I have avoided writing about this for three months.
Four years ago we got ourselves the cutest little puppy dog you have ever seen…I know, besides yours. My daughter named him Blaze because he was black with a white “blaze” down the front of his chest. On the day we picked him up from a quaint farmhouse in West Virginia he bonded with us immediately. As a puppy he was always on the heels of my son and they quickly became inseparable.
Blaze proved to be an extremely smart dog, my daughter taught him to ring a bell to be let outside to go to the bathroom. His four little appendages have never set paw into the kitchen or the master bedroom, because that’s what he was taught. If you could peek in our windows early in the morning you would see him sitting outside our bedroom door quietly waiting until someone got up and let him out, never demanding to be let out…just waiting patiently.

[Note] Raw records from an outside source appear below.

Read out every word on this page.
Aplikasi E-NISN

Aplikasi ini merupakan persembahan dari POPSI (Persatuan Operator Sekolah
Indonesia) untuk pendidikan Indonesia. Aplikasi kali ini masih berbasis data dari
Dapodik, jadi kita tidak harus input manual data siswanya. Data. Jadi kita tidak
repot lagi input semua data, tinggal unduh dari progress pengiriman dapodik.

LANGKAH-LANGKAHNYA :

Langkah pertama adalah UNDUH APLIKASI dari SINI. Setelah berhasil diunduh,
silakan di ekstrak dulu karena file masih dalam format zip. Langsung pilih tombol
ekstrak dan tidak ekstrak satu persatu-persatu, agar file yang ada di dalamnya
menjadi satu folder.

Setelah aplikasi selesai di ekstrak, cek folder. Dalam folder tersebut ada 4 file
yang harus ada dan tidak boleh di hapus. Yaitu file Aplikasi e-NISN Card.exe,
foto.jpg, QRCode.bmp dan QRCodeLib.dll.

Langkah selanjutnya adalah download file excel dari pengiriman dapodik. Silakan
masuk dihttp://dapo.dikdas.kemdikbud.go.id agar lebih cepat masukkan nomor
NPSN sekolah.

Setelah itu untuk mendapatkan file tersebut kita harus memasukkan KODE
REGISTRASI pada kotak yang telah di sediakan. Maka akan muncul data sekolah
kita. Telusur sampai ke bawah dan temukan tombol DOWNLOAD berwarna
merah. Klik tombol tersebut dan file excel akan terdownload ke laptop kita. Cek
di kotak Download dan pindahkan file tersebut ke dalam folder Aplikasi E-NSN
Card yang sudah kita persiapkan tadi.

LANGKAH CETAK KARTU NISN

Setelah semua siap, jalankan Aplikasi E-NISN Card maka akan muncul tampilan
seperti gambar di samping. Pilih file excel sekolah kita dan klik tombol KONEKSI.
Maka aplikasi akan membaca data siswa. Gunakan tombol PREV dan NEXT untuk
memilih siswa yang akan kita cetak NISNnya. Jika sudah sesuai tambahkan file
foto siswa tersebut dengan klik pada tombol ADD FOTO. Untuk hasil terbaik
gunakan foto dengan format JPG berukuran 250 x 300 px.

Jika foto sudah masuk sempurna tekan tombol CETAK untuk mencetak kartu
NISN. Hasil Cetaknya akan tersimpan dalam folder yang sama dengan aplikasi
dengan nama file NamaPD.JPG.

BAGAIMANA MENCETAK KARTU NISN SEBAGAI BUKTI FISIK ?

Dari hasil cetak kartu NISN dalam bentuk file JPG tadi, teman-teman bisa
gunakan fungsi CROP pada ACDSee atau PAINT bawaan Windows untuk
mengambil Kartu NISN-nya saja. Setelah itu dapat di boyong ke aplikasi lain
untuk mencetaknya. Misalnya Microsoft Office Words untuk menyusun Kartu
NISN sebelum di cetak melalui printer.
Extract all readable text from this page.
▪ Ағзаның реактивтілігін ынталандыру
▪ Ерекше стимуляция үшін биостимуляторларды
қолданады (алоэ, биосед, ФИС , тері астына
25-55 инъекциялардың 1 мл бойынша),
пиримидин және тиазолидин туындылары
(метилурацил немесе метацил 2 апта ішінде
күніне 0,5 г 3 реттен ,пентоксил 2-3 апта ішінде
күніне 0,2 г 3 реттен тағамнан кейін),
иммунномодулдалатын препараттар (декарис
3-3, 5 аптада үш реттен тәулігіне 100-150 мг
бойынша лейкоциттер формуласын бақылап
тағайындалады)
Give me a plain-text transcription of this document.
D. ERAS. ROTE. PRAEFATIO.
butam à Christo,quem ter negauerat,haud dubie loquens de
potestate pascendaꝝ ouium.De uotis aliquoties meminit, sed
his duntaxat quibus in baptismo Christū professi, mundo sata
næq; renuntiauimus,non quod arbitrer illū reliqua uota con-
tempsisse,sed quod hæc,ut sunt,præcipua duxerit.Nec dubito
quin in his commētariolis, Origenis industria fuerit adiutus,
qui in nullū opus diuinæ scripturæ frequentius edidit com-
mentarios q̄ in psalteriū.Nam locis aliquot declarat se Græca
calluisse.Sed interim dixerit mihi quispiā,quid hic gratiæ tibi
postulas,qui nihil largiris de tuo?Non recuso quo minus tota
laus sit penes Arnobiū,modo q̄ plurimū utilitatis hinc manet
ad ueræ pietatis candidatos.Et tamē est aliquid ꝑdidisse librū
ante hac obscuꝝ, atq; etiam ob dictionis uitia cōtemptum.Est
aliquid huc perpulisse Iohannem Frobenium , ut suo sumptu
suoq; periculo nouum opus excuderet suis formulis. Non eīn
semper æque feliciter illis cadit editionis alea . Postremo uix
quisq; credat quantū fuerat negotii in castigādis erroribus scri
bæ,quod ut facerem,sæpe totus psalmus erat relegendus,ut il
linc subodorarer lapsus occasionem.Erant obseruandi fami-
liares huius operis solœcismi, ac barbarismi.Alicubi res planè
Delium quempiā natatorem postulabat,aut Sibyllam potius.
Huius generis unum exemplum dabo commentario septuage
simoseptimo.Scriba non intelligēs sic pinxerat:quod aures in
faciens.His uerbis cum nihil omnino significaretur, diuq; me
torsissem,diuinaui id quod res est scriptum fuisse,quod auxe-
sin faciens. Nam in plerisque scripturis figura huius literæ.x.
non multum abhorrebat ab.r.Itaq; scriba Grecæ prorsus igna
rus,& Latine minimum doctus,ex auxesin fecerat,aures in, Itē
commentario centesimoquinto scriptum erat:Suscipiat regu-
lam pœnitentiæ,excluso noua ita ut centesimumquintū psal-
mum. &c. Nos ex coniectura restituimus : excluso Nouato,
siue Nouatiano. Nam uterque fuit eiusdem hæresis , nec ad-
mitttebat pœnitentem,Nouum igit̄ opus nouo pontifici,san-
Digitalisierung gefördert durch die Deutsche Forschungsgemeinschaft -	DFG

I have so many memories of my morning walks with my friend Blaze in tow and most everyone passing us saying, “What a beautiful puppy!” Though he hasn’t been a puppy for a long time he appeared to be as his part lab and part beagle bloodline and spunky attitude made him appear to be a young lab.
Today Blaze’s picture sits in the windowsill of my kitchen…draped over the photo is his bright red collar and silver name tag. My son set up that little memorial the day after he was killed.
It happened at night, he was uncharacteristically outside, someone walked by with their dog, he went to investigate…there was a car driving a little too fast…it was instant.
As a child we never had pets, with four children and many busy schedules my parents just felt that was one less thing to have to mess with. So…I never knew what the death of a pet might feel like and quite honestly I never “got it” when a pet owner would seem to grieve over the loss of just an animal.
I get it now. Blaze was my friend. He was always happy to see me, was always at my heels and he knew what tennis shoes were…they meant it was time for me to go for a walk, or hike, and he was always excited to accompany me.
My walks are different now. I miss my friend Blaze.